Анатолий Белый: «Чайка» – это парадокс»

Известный актер – о пьесе, в которой за 120 лет только прибавилось жизни

18 ноября в Государственно-литературном мемориальном музее-заповеднике А.П. Чехова «Мелихово» состоялся праздник в честь 120-летия написания пьесы «Чайка». В этот день в 1895 году Антон Павлович поставил точку в комедии со смертью в финале. Актер МХТ Анатолий Белый подготовил к памятной дате истории и легенды, связанные с созданием знакового произведения русской литературы и с постановкой «Чайки» Олегом Ефремовым, шедшей более 30 лет шла на сцене Московского Художественного театра.

– Анатолий, как вы готовились к выступлению в Мелехово?

– В музее МХТ ознакомился с материалами о создании Олегом Ефремовым спектакля «Чайка». Рассказываю о нем вместе с Василием Михайловичем Немировичем-Данченко – внуком одного из основателей Московского Художественного театра. Василий Михайлович присутствовал при рождении спектакля, а я играл в нем Тригорина.

– Возможно, у вас есть любимая сценическая версия «Чайки»?

– В мое сознание запала «Чайка» Андрея Жолдака в Театре Наций. Своебразный, современный, образный, метафоричный, яркий спектакль. На мой взгляд, эта постановка вскрывала суть, смысл пьесы. До сих пор помню одинокую дверь, которая стояла посередине стены, и кто-то в нее ломился, кто-то вскарабкивался… Андрею Жолдаку удалось показать, что «Чайка», как и лучшие пьесы Шекспира, – вне времени, что она универсальная и вечная. Ее можно ставить в любые времена и она будет «про свое время». Причем ставить можно по-разному – от кружев и дуновения ветерка до мускулистой, мясной ткани.

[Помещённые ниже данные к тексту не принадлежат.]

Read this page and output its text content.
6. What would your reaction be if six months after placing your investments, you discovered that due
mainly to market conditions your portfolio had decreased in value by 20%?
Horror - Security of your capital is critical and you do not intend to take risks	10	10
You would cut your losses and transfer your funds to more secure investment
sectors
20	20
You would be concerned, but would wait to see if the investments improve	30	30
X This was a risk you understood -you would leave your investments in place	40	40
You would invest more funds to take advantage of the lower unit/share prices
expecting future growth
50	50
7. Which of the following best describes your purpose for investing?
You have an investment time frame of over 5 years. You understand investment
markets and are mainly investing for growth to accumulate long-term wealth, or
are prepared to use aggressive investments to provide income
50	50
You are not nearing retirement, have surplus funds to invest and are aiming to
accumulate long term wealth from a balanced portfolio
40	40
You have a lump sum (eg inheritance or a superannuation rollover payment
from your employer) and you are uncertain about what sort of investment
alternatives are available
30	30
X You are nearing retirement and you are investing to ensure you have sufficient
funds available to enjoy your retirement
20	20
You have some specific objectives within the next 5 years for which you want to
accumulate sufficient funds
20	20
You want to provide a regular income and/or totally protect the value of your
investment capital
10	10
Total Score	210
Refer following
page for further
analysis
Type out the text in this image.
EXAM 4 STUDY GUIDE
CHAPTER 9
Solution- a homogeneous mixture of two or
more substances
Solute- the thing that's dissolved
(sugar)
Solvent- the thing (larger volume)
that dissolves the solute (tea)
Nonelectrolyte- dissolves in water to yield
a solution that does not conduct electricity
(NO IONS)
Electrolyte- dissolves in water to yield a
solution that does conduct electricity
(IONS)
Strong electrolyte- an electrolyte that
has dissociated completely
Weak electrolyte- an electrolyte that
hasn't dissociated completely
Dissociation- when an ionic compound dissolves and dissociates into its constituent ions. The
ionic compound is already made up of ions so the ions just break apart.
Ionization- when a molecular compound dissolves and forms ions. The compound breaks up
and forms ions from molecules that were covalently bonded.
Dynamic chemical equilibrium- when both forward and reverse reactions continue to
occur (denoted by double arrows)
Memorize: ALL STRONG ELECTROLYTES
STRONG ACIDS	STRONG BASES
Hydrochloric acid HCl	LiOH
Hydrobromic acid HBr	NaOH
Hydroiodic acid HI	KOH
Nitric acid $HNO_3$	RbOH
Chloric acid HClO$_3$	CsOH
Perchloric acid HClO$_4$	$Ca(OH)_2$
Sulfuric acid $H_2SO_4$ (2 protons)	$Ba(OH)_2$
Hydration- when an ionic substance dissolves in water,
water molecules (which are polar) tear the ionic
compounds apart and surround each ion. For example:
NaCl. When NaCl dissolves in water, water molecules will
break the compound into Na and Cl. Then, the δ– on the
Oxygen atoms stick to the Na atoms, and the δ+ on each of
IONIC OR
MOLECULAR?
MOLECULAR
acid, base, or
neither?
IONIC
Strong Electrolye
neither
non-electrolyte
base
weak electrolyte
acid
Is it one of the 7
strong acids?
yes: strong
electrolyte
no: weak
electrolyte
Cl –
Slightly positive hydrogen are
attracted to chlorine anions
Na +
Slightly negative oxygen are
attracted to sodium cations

– Это при том, что в ней конкретное время, среда, и прототипы – известные люди?

– Для меня «Чайка» – пьеса между строк. Она и символическая, и психологическая, и реалистическая, и метафизическая. Построена на настроениях, атмосферах, образах. В ней нет одного главного героя, а, что называется, «группа товарищей».

– Римас Туминас в интервью рассказывал мне о том, что «из всех русских классиков в пьесах Чехова больше всего воздуха». Согласны ли вы с этим мнением?

– Воздух – основная черта Чехова. Знаменитые чеховские паузы, которые в свое время разгадал Станиславский и таким образом расшифровал пьесу «Чайка» и поставил ее с успехом. Тогда как первая постановка «Чайки» в Петербурге была провальной.

– А вы, играя Тригорина в ефремовской «Чайке», получали прилив кислорода?

– Я ввелся в «Чайку» на роль Тригорина, когда произошло омоложение состава. Аркадину стала играть Евгения Добровольская, а Треплева – Юрий Чурсин. Спектакль со времен премьеры трансформировался, что вполне естественно – новые актеры, новая кровь, другая манера игры… И, на мой взгляд, некоторые вещи – уникальные, неповторимые – были утеряны. Но спектакль Олега Ефремова более тридцати лет шел на сцене Московского Художественного театра потому, что в нем была некая магия, объяснить которую невозможно. Все мы, актеры, в какую-то минуту понимали: «Да, вот он же – воздух! Воздух – жизнь…И не надо спешить, не надо суетиться». Все было так естественно, так воздушно, и я ощущал это на себе. Эти моменты поступления кислорода были. К сожалению, сегодня мы не играем «Чайку» Олега Ефремова. Правда, в «Табакерке» идет «Чайка» в постановке Константина Богомолова.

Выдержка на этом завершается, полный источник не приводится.